Monday, September 15, 2008

Compliance Is Not Always a Virtue


When teachers do not speak out at gatherings such as staff meetings, that does not always connote compliance with what is being said. No Child Left Behind can require the federal and state governments and school districts to send any number of mandates our way but that doesn't mean we will comply.
We will not comply when we feel in our professional judgment that the mandate is ill conceived, irresponsible, bad policy, bad pedagogy, unethical, bad practice, teacher harassment, etc. What makes most of the mandates even more distasteful is that they are frequently handed down by people who are not teachers: mainly, mid-level administrators who don't know what we know and can't do what we do. They rarely hand down mandates because they actually believe the mandates will amount to improvements in education. More often than not they hand them down so they can keep their cushy jobs, justify their salaries, enhance their dissertations, obtain their administration credentials, or climb an invisible ladder to some vague but higher administrative position. Instead of being filters for bad educational policy, they often become the very conduits of bad policy, virtually devoid of any professional critical thinking skills.
At some schools it is especially discouraging to witness an increase in the implementation of unreasonable, untested or unwanted initiatives before they are even mandated, simply because we believe they will be required of us in the future. If for some reason you are led to believe your house will soon burn down, do you jump up and set it on fire? Or do you take steps to prevent it from burning down?

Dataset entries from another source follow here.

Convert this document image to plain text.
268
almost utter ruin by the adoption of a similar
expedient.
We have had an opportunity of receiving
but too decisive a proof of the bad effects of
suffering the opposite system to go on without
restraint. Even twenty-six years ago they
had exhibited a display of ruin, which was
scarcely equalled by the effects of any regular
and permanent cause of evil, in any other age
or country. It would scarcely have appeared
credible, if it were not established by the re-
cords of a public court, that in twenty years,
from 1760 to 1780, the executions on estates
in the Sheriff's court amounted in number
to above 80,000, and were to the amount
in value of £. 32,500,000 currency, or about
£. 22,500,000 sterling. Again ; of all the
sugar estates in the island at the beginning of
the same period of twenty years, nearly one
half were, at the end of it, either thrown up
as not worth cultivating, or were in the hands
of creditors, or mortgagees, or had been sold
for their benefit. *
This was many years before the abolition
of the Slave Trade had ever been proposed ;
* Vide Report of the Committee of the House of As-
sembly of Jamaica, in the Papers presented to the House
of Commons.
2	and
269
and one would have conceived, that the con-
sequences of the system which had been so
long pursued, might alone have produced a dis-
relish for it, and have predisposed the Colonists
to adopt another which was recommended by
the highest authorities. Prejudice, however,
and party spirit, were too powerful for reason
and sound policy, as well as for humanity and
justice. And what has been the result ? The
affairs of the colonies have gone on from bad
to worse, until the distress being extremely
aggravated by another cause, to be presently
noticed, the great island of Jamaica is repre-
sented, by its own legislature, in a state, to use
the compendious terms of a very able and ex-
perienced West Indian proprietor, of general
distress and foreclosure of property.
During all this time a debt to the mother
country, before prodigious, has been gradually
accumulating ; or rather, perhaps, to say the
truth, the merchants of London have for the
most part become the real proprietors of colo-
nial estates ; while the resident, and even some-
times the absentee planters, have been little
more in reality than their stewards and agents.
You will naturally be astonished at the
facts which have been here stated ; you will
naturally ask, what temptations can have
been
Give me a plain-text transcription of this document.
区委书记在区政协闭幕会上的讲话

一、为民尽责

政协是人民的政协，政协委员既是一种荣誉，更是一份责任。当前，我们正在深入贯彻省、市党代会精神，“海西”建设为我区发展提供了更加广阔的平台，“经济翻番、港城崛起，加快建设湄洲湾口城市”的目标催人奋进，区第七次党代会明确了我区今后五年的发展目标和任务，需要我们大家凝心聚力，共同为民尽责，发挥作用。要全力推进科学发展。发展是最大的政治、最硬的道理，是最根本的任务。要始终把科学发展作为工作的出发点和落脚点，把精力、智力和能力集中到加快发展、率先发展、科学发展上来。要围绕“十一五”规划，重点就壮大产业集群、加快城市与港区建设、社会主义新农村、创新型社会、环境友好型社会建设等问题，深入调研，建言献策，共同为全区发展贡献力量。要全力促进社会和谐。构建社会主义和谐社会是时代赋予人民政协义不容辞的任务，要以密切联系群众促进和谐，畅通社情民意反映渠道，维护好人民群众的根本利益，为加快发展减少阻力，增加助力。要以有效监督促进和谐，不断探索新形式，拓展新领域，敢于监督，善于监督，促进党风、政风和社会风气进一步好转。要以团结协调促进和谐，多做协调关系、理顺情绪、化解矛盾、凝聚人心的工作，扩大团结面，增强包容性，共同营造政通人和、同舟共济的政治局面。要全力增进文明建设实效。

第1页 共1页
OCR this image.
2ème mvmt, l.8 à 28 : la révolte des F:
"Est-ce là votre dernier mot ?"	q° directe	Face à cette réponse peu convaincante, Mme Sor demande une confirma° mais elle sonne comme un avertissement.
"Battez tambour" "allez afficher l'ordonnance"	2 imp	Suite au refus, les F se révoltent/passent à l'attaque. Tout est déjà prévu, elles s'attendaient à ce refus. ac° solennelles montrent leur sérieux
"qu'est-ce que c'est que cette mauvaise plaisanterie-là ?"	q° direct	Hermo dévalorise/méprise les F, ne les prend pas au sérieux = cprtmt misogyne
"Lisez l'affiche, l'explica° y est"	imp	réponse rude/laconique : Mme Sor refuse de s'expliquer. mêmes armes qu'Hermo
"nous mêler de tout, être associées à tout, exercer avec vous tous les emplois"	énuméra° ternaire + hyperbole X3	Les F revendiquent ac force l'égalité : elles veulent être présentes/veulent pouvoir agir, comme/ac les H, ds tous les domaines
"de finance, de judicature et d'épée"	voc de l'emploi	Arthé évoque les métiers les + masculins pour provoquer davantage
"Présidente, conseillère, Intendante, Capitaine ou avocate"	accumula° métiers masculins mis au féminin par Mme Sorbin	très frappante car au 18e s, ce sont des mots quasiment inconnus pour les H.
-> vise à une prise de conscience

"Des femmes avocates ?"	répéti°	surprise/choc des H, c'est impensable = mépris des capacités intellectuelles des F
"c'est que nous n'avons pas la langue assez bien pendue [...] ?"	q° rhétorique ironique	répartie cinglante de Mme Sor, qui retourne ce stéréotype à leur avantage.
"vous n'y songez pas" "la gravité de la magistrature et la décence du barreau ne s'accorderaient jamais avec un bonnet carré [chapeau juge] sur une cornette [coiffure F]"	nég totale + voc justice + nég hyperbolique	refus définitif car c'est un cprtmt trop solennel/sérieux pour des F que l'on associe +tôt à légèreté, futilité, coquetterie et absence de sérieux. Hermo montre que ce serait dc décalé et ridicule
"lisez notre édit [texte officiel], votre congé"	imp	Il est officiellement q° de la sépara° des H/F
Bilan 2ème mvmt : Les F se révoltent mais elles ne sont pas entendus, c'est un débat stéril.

The negative effect lock-step compliance has on teacher morale, expertise and creativity is bad enough. The effect this blind compliance has on students is even more disturbing. Only in the last five years have my colleagues and I heard growing numbers of students state that they hate school. We might hate it, too, if we were students today. The reason they hate it is because their teachers are increasingly not allowed to be the good teachers they once were. The rigid and ill-informed mandates of NCLB have greatly reduced their professional independence, creativity, flexibility and thus their effectiveness as teachers.
Two years after the implementation of NCLB Alfie Kohn, one of the best and most outspoken minds in education, stated: "Ultimately, we must decide whether we will obediently play our assigned role in helping to punish children and teachers. Every inservice session, every article, every memo from the central office that offers what amounts to an instruction manual for capitulation slides us further in the wrong direction until finally we become a nation at risk of abandoning publish education altogether. Rather than scrambling to comply with its provisions, our obligation is to figure out how best to resist."
It is time to resist, not time to comply. Many veteran teachers prefer to work at schools where the staff doesn't lie down and take it but, as Kohn suggests, stands up and opposes the nefarious forces at work, forces that are absolutely ruining public education. Our school used to be one of those schools. Many of us have faith it can be that kind of school again.
With apologies to Edmund Burke: "All that is necessary for the triumph of bad education policy is for good teachers to do nothing." Let us not do nothing.